Größe der Szene ist unbekannt
Welty: Offensichtlich handelt es sich ja um ein paar mehr Leute, als dass man die einfach weglächeln könnte. Gibt es konkrete Zahlen?
Pöhlmann: Es ist sehr schwer, genaue Zahlenangaben zu machen. Es ist in der Esoterikszene, wie der Name schon sagt, eine Szene mit offenen Zugangsbedingungen. Ich hab bei meinen Recherchen festgestellt, dass die Verbreitung von solchem Gedankengut einerseits an bestimmten Orten stattfindet – in Bayern haben wir etwa den sogenannten "Regentreff".
Ich möchte sagen, das ist ein Umschlagtreff für radikalisierte Esoterik. Begonnen hat man mit ufologischen Themen. Dann hat man auch für die germanische neue Medizin Werbung gemacht. Wir haben den "Chiemgau-Treff", wo eben dieses Gedankengut auch kursiert. Da werden Menschen angelockt, die sagen, na ja, vielleicht ist da wirklich was dran, und so werden da Menschen auch mit diesem Gedankengut in Berührung gebracht.
Wo bleibt Esoterik harmlos, wo fängt Antisemitismus an?
Welty: Was wünschen Sie sich dann vom heutigen Studientag in Augsburg, um beispielsweise mehr Aufklärung zu erreichen?
Pöhlmann: Es ist wichtig, die Hintergründe auch aufzuzeigen und vor allem auch Menschen klar zu machen, welche Risiken und Nebenwirkungen das haben kann. Es ist wichtig, zu differenzieren, jetzt nicht die Alarmglocke zu läuten. Aber es muss hier wirklich aufgepasst werden, wo die Grenzen fließend werden zwischen harmloser Esoterik, des Antisemitismus und antidemokratischem Denken.

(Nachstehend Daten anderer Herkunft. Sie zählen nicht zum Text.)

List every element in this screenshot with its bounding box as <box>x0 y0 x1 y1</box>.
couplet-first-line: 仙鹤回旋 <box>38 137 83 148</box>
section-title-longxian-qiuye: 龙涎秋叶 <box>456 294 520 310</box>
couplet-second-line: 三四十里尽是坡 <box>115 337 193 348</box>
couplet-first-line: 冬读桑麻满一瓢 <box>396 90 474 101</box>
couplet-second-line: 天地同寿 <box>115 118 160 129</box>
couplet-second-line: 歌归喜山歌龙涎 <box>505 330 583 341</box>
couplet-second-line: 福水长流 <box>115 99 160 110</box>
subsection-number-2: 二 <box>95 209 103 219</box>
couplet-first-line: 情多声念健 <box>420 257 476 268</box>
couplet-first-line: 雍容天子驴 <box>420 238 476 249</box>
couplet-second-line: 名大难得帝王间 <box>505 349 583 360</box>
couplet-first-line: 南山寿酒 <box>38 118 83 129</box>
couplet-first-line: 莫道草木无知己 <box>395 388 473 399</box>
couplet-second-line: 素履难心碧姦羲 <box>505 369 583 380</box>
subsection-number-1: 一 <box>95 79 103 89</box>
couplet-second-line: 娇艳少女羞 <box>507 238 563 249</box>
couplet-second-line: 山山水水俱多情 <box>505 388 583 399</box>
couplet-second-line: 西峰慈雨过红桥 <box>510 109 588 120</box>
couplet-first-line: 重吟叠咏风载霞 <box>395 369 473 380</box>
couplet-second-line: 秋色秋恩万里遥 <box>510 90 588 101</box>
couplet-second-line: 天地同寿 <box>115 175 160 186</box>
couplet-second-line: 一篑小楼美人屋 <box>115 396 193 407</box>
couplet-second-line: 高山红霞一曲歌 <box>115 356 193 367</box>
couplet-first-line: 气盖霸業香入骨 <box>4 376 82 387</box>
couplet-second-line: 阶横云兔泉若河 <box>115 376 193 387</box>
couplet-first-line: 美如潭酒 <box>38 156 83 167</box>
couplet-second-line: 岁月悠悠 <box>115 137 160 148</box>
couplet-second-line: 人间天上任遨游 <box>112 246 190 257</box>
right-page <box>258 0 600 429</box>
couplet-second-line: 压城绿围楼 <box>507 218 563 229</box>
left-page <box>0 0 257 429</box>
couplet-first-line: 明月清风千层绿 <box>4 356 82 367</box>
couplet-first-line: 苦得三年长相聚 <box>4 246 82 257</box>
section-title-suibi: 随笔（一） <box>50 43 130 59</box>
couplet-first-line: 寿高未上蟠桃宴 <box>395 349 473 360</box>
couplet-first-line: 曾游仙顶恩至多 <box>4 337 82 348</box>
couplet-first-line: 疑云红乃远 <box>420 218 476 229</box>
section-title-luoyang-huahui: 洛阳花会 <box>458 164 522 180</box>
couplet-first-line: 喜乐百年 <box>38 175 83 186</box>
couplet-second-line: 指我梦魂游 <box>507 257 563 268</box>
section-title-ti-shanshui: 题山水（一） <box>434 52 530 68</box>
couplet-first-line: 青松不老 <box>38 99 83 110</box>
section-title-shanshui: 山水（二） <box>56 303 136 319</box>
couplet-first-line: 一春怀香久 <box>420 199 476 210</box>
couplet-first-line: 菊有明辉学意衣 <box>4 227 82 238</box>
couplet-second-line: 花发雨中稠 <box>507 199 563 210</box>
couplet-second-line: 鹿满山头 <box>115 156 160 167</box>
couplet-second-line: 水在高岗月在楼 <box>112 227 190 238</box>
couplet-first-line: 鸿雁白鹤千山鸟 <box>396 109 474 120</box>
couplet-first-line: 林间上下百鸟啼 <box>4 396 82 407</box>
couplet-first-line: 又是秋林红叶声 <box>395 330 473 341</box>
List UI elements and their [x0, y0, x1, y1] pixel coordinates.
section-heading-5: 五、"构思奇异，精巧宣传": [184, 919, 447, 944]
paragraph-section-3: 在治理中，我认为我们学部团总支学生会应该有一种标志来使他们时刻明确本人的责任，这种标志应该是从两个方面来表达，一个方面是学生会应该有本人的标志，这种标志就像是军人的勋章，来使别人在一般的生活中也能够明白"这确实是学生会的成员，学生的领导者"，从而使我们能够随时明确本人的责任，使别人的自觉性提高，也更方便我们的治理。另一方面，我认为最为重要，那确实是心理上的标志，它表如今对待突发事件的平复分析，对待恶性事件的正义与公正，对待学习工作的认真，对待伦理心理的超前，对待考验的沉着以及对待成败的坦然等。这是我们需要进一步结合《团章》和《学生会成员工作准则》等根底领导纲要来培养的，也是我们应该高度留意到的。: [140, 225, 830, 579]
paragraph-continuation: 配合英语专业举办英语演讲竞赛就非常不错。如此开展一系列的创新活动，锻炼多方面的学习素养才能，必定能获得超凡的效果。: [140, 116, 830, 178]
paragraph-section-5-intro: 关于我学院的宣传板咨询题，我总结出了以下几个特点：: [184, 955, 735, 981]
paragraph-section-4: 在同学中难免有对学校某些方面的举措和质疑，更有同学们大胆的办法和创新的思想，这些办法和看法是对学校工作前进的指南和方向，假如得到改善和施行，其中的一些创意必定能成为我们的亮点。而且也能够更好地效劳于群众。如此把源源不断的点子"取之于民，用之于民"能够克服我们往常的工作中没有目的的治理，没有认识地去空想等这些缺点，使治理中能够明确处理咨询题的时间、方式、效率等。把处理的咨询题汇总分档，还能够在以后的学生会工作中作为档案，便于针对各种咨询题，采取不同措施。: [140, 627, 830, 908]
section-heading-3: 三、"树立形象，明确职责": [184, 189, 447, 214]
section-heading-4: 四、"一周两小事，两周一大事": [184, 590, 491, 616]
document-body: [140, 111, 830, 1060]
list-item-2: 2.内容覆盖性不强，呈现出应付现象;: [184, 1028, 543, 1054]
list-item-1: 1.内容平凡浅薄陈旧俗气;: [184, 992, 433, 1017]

Welty: Rechte Esoterik – das Erzbistum in Augsburg will aufklären, und deshalb nimmt Matthias Pöhlmann am Studientag teil. Er ist Weltanschauungsbeauftragter der Evangelisch-lutherischen Kirche in Bayern, und er war im "Studio 9"-Gespräch. Danke dafür!
Äußerungen unserer Gesprächspartner geben deren eigene Auffassungen wieder. Deutschlandfunk Kultur macht sich Äußerungen seiner Gesprächspartner in Interviews und Diskussionen nicht zu eigen.